In 1898, Kuindzhi, at his own expense, organized a trip abroad for young artists and donated one hundred thousand rubles to the Academy for this purpose. When the students decided to create a Society named after A.I. Kuindzhi, the artist transferred into his ownership all the paintings and funds he had, as well as the lands he owned in Crimea.

The result of artistic searches

A. Kuindzhi “Cloud” (1898-1908). Paper on cardboard, oil. 10.9 x 17.5. State Russian Museum (St. Petersburg)

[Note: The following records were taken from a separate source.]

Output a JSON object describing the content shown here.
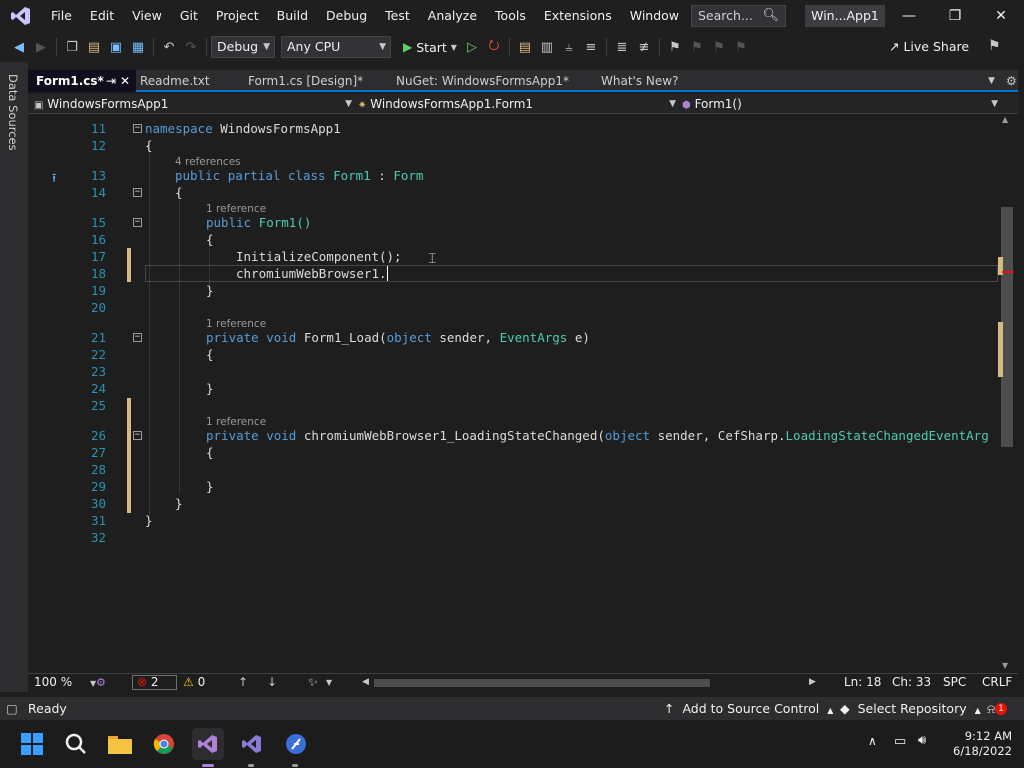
{
  "menu": {
    "items": [
      "File",
      "Edit",
      "View",
      "Git",
      "Project",
      "Build",
      "Debug",
      "Test",
      "Analyze",
      "Tools",
      "Extensions",
      "Window",
      "Help"
    ],
    "search_placeholder": "Search...",
    "solution_title": "Win...App1"
  },
  "toolbar": {
    "config": "Debug",
    "platform": "Any CPU",
    "start_label": "Start",
    "live_share": "Live Share"
  },
  "side_panel": {
    "label": "Data Sources"
  },
  "tabs": [
    {
      "label": "Form1.cs*",
      "active": true
    },
    {
      "label": "Readme.txt",
      "active": false
    },
    {
      "label": "Form1.cs [Design]*",
      "active": false
    },
    {
      "label": "NuGet: WindowsFormsApp1*",
      "active": false
    },
    {
      "label": "What's New?",
      "active": false
    }
  ],
  "navbar": {
    "project": "WindowsFormsApp1",
    "class": "WindowsFormsApp1.Form1",
    "member": "Form1()"
  },
  "code": {
    "lines": [
      "11",
      "12",
      "13",
      "14",
      "15",
      "16",
      "17",
      "18",
      "19",
      "20",
      "21",
      "22",
      "23",
      "24",
      "25",
      "26",
      "27",
      "28",
      "29",
      "30",
      "31",
      "32"
    ],
    "t_namespace": "namespace",
    "t_ns_name": "WindowsFormsApp1",
    "t_open": "{",
    "t_close": "}",
    "hint_4refs": "4 references",
    "hint_1ref": "1 reference",
    "t_public": "public",
    "t_partial": "partial",
    "t_class": "class",
    "t_form1": "Form1",
    "t_colon": ":",
    "t_form": "Form",
    "t_ctor": "Form1()",
    "t_init": "InitializeComponent();",
    "t_chromium": "chromiumWebBrowser1.",
    "t_private": "private",
    "t_void": "void",
    "t_load": "Form1_Load(",
    "t_object": "object",
    "t_sender": "sender,",
    "t_eventargs": "EventArgs",
    "t_e": "e)",
    "t_lsc": "chromiumWebBrowser1_LoadingStateChanged(",
    "t_cefsharp": "CefSharp.",
    "t_lsc_args": "LoadingStateChangedEventArg"
  },
  "status_row": {
    "zoom": "100 %",
    "errors": "2",
    "warnings": "0",
    "ln": "Ln: 18",
    "ch": "Ch: 33",
    "spc": "SPC",
    "crlf": "CRLF"
  },
  "statusbar": {
    "ready": "Ready",
    "source_control": "Add to Source Control",
    "repository": "Select Repository",
    "notifications": "1"
  },
  "taskbar": {
    "time": "9:12 AM",
    "date": "6/18/2022"
  },
  "colors": {
    "accent": "#0078d4",
    "keyword": "#569cd6",
    "type": "#4ec9b0",
    "line_number": "#2b91af",
    "error": "#e51400"
  }
}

Looking at the artist’s paintings, it is impossible not to feel the unusualness of the light depicted in them. The unusually effective rendering of moonlight, color contrasts, and compositional decorativeness of Kuindzhi’s paintings broke old pictorial stereotypes. But this was the result of his artistic search. He was interested in the works of professors at St. Petersburg University, physicist F.F. Petrushevsky, who studied painting technology, the relationship between primary and secondary colors, and chemist D.I. Mendeleev. He wrote the book “Light and Color in themselves and in relation to painting,” which was published in 1883. In his studio, he constantly experimented with paints.
Repin talked about the lessons that D. Mendeleev gave to artists. During lessons, Mendeleev talked about the physical properties of paints. One day he demonstrated a device that measured the sensitivity of the eye to subtle nuances of tones and invited them to “check it out.” Kuindzhi had no equal!